Today no longer exists for Zerlina. She does not sense that things go on happening around her. She only lives for tomorrow and is free and healthy. The plague has spared her body. Left and right, everyone is sick and writhes with pain. Nurse Dora’s rooms are overfull, she can do nothing, Dr. Plato no longer risks helping the sick. Ulcerating sores break open, a disgusting stream spews out of all the rooms, down the stoop and into the yard where the drains are stopped up. The city health workers show up anxiously and vainly poke away at the drains in an attempt to release the deadly stream.

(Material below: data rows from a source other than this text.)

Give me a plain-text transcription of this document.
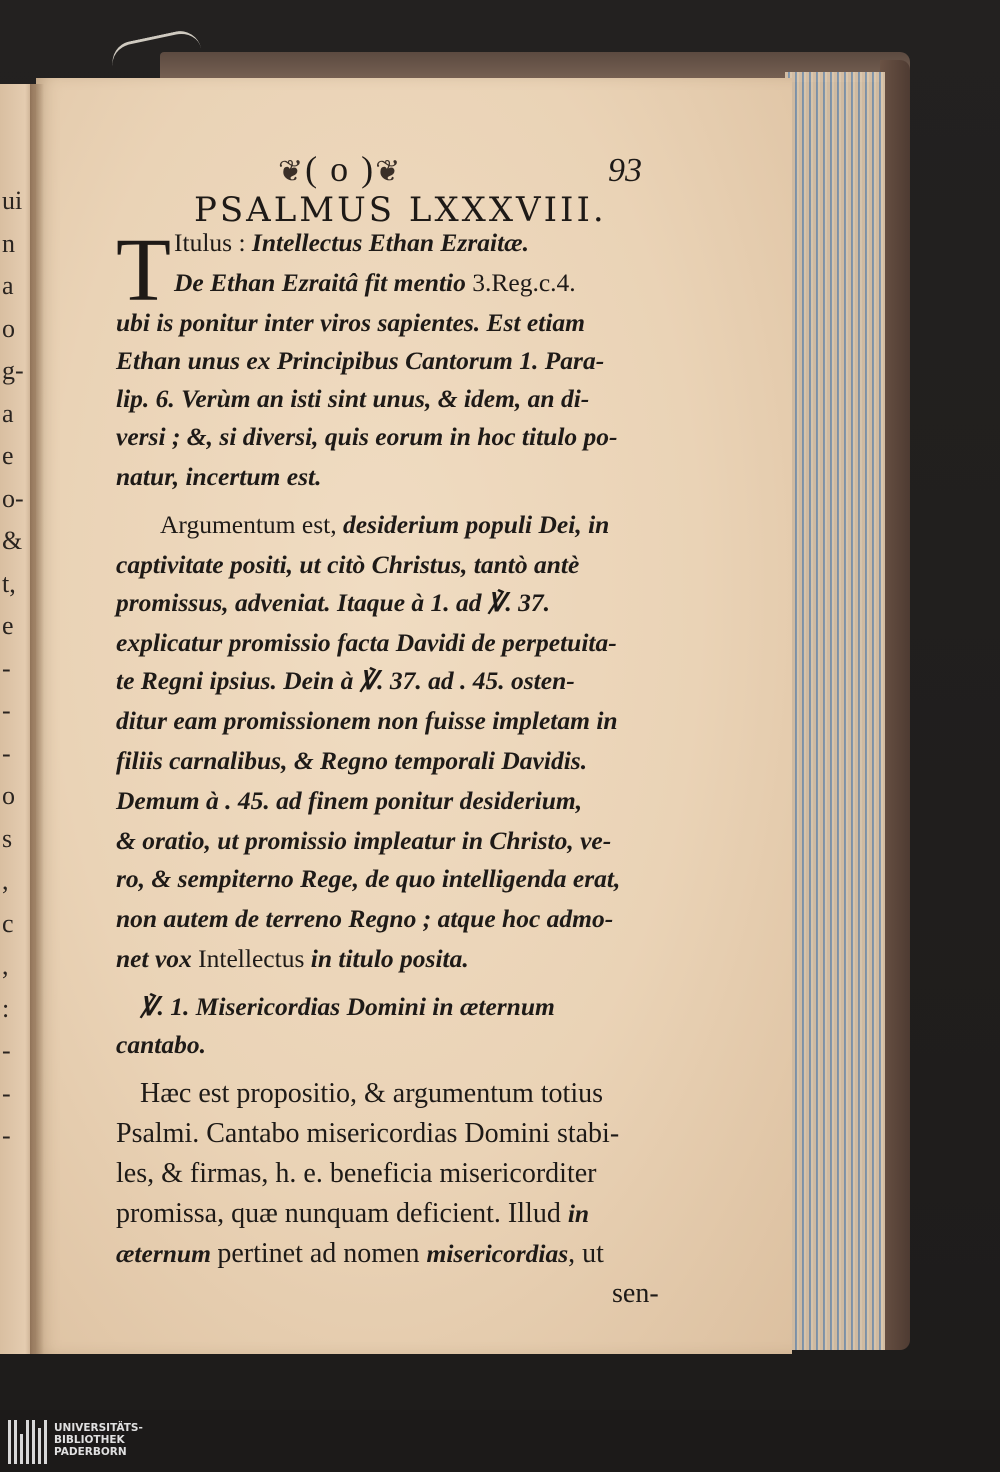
ui
n
a
o
g-
a
e
o-
&
t,
e
-
-
-
o
s
,
c
,
:
-
-
-
❦( o )❦	93
PSALMUS LXXXVIII.
T Itulus : Intellectus Ethan Ezraitæ.
De Ethan Ezraitâ fit mentio 3.Reg.c.4.
ubi is ponitur inter viros sapientes. Est etiam
Ethan unus ex Principibus Cantorum 1. Para-
lip. 6. Verùm an isti sint unus, & idem, an di-
versi ; &, si diversi, quis eorum in hoc titulo po-
natur, incertum est.
Argumentum est, desiderium populi Dei, in
captivitate positi, ut citò Christus, tantò antè
promissus, adveniat. Itaque à 1. ad ℣. 37.
explicatur promissio facta Davidi de perpetuita-
te Regni ipsius. Dein à ℣. 37. ad . 45. osten-
ditur eam promissionem non fuisse impletam in
filiis carnalibus, & Regno temporali Davidis.
Demum à . 45. ad finem ponitur desiderium,
& oratio, ut promissio impleatur in Christo, ve-
ro, & sempiterno Rege, de quo intelligenda erat,
non autem de terreno Regno ; atque hoc admo-
net vox Intellectus in titulo posita.
℣. 1. Misericordias Domini in æternum
cantabo.
Hæc est propositio, & argumentum totius
Psalmi. Cantabo misericordias Domini stabi-
les, & firmas, h. e. beneficia misericorditer
promissa, quæ nunquam deficient. Illud in
æternum pertinet ad nomen misericordias, ut
sen-
UNIVERSITÄTS-
BIBLIOTHEK
PADERBORN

“There’s nothing we can do here. We’re lacking the proper tools, as well as a knowledgeable leader. We need Dr. Lustig! Dr. Lustig!”

Impossible, we can’t just dig him up! We did away with him. He’s no longer in Ruhenthal.”

“How so? Did he escape?”

“He’s no longer here. He’s not among us. Only his stethoscope is still here, Dr. Plato has it.”

“We don’t want the lifeless stethoscope. We want Dr. Lustig, but fast, before it’s too late!”